Roman Ehrlich: Urwaldgäste
Dumont-Verlag, Köln
268 Seiten, 19,99 EUR
Roman Ehrlich seziert die Gegenwart
Der Autor Roman Ehrlich ist erst knapp 30 Jahre alt. Sein erster Roman erntete viel Lob, nun erscheint "Urwaldgäste", ein Band mit Erzählungen. Im Mittelpunkt stehen absurde Szenen der Gegenwart, etwa eine Quiz-Kandidatin, die ehrlich und ernsthaft auf die Smalltalk-Fragen eines Moderators antwortet.
Seit seinem Debüt mit dem Roman "Das kalte Jahr" von 2013 gilt der 1983 geborene Roman Ehrlich als einer der auffälligsten jungen Autoren. So stößt sein jetzt nachgeschobener Erzählungsband „Urwaldgäste" erneut auf großes Interesse: Was ist dran an den Sehnsuchtsmotiven dieses Autors, an den Begebenheiten, die sich in karger, entlegener Landschaft zutragen und die seinen Roman sehr suggestiv wirken ließen? Man merkt den zehn Erzählungen des neuen Buches an, dass die charakteristische Spannung von Sehnsucht und kühler, nüchterner Atmosphäre hier weiterwirkt; da ist ein Autor zu erkennen, der an einem ganz spezifischen Stil arbeitet. Die Agentur für "Alternative Realitäten", die in der zentralen Geschichte des Bandes im Mittelpunkt steht, scheint ein Synonym für die Schreibhaltung von Roman Ehrlich zu sein.
Erzähler sitzt einsam vor der Kaffeemaschine
Die Erzählung mit dem beiläufig berichtenden Titel "Dinge, die sich im Rahmen meiner temporären Anstellung bei der Grinello Clean Solutions ereigneten" wirkt wie eine Versuchsanordnung, hier führt der Autor seine Instrumente vor. Was diese Firma genau treibt, bleibt ebenso unklar wie der Grund, wofür der Ich-Erzähler eigentlich genau über eine Annonce des Internetportals des Studentenwerks angestellt worden ist. Der mysteriöse "Aquionic Transformer", den die Firma vertreibt, hat irgendetwas mit Rohrleitungen zu tun, aber das wirkt viel zu banal für diese technisch auf den neuesten Stand gebrachte Bürolandschaft, in der der Erzähler meist einsam vor seiner Kaffeemaschine und sinnlosen Computertabellen sitzt, und die potenziellen Kunden, die er pro forma abtelefonieren soll, scheinen nur ein Vorwand zu sein.

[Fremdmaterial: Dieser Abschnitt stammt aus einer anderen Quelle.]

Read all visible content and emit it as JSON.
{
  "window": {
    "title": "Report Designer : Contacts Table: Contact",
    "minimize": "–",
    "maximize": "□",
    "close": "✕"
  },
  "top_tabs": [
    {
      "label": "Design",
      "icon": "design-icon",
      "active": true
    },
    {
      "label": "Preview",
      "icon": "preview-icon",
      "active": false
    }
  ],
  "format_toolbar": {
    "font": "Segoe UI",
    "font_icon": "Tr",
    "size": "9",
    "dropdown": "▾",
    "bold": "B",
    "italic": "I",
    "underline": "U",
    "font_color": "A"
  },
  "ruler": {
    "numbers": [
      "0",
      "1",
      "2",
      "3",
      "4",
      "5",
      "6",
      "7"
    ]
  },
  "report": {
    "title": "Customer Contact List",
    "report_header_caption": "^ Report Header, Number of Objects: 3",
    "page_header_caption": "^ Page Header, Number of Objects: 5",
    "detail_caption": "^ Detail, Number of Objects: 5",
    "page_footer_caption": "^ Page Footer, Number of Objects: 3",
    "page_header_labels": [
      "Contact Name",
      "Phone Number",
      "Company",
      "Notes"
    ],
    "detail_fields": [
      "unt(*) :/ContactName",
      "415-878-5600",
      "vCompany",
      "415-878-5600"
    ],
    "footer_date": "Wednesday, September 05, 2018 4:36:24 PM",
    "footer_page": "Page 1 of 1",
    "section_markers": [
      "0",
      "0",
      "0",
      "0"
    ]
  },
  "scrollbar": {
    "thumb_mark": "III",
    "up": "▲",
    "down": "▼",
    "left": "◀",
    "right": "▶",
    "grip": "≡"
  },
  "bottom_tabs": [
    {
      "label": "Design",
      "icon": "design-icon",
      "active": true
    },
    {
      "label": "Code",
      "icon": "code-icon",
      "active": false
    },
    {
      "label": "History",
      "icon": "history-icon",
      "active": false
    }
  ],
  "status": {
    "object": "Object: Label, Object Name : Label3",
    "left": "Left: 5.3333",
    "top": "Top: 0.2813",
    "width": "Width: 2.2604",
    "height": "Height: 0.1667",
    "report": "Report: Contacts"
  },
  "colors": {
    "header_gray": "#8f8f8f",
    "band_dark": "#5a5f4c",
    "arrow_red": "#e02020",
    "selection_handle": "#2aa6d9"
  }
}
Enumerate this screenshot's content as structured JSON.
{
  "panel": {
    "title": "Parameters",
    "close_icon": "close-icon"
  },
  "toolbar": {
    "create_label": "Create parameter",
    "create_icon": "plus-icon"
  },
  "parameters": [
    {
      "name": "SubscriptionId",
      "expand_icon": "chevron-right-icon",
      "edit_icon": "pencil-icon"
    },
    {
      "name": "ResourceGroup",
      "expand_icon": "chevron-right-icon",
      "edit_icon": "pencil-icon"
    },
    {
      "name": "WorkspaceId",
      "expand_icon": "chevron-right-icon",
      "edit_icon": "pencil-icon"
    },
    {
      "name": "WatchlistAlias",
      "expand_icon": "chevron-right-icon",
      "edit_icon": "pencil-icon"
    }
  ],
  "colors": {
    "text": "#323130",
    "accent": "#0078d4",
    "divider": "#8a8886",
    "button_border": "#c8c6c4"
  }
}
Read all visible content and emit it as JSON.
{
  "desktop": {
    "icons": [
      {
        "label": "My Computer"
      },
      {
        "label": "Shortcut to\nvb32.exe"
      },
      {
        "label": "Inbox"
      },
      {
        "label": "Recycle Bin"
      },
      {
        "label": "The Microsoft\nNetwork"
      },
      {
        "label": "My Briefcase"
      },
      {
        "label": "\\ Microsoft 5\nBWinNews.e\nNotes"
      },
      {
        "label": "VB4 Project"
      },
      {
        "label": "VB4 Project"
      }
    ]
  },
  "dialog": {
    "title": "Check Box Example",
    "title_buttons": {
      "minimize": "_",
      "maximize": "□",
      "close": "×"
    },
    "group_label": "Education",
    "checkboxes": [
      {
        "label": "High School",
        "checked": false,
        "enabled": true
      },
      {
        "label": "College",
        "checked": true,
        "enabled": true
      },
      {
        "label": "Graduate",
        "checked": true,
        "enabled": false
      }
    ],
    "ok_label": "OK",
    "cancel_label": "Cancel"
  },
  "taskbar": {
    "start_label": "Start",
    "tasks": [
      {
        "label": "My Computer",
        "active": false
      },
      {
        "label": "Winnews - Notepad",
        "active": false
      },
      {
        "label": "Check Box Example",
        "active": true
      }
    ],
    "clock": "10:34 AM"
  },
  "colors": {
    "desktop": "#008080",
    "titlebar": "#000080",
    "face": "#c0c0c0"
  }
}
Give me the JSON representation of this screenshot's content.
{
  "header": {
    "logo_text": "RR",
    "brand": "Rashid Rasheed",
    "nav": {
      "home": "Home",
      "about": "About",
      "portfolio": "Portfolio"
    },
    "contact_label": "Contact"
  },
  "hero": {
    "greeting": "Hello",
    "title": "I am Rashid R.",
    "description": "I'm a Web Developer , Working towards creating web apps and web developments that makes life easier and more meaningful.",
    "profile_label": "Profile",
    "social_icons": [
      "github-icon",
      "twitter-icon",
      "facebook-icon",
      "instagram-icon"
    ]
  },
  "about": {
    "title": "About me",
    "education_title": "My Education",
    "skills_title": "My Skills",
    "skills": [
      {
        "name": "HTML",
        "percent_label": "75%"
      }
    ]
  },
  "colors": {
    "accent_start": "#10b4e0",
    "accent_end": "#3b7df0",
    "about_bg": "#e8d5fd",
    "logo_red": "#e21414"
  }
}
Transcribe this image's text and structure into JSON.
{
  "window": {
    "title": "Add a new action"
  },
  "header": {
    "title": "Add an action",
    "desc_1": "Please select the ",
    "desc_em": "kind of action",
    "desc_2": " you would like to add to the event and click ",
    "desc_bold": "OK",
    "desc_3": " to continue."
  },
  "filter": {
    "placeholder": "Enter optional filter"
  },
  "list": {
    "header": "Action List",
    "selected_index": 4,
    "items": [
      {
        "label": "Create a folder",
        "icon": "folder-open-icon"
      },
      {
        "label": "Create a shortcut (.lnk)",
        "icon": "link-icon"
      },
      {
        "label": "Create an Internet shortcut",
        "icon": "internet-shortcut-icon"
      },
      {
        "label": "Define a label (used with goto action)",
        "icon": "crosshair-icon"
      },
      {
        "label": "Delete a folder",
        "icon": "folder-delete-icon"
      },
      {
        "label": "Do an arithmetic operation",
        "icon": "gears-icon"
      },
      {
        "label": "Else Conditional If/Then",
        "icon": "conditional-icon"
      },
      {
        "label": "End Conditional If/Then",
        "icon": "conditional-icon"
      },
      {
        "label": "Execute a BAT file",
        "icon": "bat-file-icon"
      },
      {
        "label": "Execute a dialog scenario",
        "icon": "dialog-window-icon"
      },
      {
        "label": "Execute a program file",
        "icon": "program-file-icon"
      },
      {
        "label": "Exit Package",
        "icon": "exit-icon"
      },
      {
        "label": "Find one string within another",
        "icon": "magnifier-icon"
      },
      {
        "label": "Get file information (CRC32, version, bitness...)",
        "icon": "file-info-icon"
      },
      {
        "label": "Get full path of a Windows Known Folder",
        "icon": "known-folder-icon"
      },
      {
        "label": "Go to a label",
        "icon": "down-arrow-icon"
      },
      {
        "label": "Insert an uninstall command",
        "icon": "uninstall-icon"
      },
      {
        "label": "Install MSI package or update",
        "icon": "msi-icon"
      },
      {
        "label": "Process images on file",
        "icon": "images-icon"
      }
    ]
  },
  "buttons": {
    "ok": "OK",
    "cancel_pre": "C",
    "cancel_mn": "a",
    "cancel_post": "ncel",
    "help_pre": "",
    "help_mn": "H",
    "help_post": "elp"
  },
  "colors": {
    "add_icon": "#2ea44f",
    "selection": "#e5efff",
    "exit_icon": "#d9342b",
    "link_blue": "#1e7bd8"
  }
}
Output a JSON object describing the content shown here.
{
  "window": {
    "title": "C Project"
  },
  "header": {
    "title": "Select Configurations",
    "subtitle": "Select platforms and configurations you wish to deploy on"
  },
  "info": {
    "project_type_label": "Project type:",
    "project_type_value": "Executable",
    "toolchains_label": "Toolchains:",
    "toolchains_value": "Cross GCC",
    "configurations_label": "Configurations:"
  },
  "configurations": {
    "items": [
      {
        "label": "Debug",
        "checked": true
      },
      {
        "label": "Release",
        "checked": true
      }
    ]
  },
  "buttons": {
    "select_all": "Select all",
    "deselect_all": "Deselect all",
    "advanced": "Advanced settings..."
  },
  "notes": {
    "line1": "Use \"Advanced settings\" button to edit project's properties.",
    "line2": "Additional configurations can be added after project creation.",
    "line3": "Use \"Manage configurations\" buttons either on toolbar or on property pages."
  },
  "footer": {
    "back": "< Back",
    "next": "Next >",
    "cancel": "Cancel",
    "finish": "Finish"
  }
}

Was sich wie ein Sinnbild für die absurde Atmosphäre eines zeitgenössischen Angestelltendaseins ausnimmt, wird dann aber erweitert durch eine groteske Erzählmaschinerie. Eine der angerufenen Personen beginnt auf die harmlose Frage "Wie geht's" auf einmal ganz konkret zu erzählen, und dabei ergeben sich mehrere Spiegelungen: Die Frau erzählt eine irreal anmutende Geschichte, die ihr jemand anders erzählt, der wiederum von jemandem erzählt, der ihm seinerseits etwas Unglaubliches erzählt hat. Und all diese Erzählschichtungen führt der Autor chirurgisch klar sezierend vor.
Entfremdende Gegenwartswelt
Eine ähnliche Dynamik ergibt sich bei der Kandidatin, die in einem Fernsehquiz auftritt: Die Kandidatin antwortet ernsthaft auf die Smalltalk-Frage des Showmasters, und plötzlich scheinen für einen Moment die Fernsehgesetze aufgehoben. In einer anderen Geschichte beginnt ein Mann mitten in einem Vorstellungsgespräch von einem Schulfreund aus der fünften Klasse zu sprechen. Roman Ehrlich gestaltet irreale, phantastische Einsprengsel in einer gespenstisch leerlaufenden und entfremdenden Gegenwartswelt. Noch sind dies meist klug komponierte und durchdacht ausgeführte Fingerübungen, aber hier hat einer seine sorgsam entwickelte Software voll im Griff. Diese Erzählungen sprechen mitten aus der Gegenwart heraus.